Japanese (125 million speakers)

Japanese is commonly thought to have derived from Austro-Asiatic and Altaic roots.  The two other indigenous languages in the area, Ainu and Ryukyuan, have now become virtually extinct.  Japanese is represented by   four writing systems.  The Chinese characters, or kanji, were introduced to Japan in the late 6th century with the introduction of Buddhism from China.  From kanji developed hiragana, a cursive style of writing kanji, and katakana, an abbreviation of kanji characters.  Finally, romaji, an alphabetized writing system, is used to express Japanese words in the alphabet to foreigners.


Phonology

Japanese words are made up of consonant + vowel syllables   (CV) with two exceptions:  syllable-final nasals*,  e.g. 'pan', bread and geminate consonants, e.g. 'dokkiri', an expression of being surprised.  Such consonant units are known as mora, which correspond to the letters of hiragana and katakana.  This CV phonological system produces interesting results when foreign words are borrowed into Japanese.  For example, 'Stanford' becomes 'sutanfo:do', 'C++' becomes 'shi:pulasupulasu', and 'raspberry ice cream' becomes 'razuberi:aisukurimu'.

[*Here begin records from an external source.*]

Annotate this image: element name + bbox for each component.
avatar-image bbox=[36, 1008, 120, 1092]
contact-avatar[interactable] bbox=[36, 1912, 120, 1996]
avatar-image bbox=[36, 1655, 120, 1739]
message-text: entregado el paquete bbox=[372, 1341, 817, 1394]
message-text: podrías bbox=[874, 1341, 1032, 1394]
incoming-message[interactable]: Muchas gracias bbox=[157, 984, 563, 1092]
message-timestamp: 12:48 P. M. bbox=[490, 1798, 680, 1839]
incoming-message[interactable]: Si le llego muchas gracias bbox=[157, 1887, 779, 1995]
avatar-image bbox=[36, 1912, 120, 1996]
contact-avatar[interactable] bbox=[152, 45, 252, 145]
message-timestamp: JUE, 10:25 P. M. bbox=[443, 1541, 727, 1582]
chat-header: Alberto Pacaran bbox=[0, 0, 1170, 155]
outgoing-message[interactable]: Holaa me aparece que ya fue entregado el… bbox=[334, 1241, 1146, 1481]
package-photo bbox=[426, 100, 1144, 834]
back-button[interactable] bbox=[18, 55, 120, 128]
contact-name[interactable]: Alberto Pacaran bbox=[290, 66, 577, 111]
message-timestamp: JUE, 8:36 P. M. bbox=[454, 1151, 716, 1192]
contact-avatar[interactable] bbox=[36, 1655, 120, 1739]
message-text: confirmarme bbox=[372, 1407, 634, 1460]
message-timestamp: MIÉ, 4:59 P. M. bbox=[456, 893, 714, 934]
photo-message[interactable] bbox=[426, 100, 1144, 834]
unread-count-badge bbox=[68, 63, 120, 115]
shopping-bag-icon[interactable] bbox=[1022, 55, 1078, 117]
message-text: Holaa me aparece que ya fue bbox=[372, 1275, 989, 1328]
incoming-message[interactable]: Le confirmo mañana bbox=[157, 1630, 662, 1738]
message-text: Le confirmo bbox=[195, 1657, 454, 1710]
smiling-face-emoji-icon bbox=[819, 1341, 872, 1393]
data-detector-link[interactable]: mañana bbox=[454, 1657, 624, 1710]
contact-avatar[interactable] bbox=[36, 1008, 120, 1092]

* A nasal is a sound produced with the lowering of the soft palate so that air may pass through the nose.  For example, /m/, /n/, ng.gif (865 bytes) in English.


Sociolinguistics

One of the major factors  contributing to the context-dependent variation in Japanese is gender distinction in speech forms.  For example, in first person pronouns 'watashi', is used by both genders but is used by females in more informal situations than males.  Similarly, 'anata' (second person, polite form) is used by both genders in formal situations, but in informal situations, males use 'omae', whereas females use 'anta', a shortened form of 'anata'.  Another lexical item that exhibits gender distinction is sentence-final particles*.  'Ne' and 'zo' are only used by males, whereas 'wa' is only used by females.  Clausal nominalizers**, 'no', and 'koto' as well as the ending that indicates doubt, 'kashira', are also limited to female speech.  As a result,  female speech is considered in the culture to sound more soft and polite than male speech.

watashi-wa yotteiru        male/female speech

'I am drunk'

omae-wa yotteru-zo        male speech

anta-wa yotteiru-wa        female speech

'You are drunk'

* A particle is usually a very short word, sometimes, though not always, a clitic (a grammatical element treated as an independent word in syntax but forming a phonological unit with the word that precedes or follows it), and generally not falling under any of the traditional parts of speech.

** A clause is any syntactic unit whose structure is or is seen as reduced from that of a sentence.  A nominalizer is a very short word that makes a noun or a noun phrase from any other kind of unit.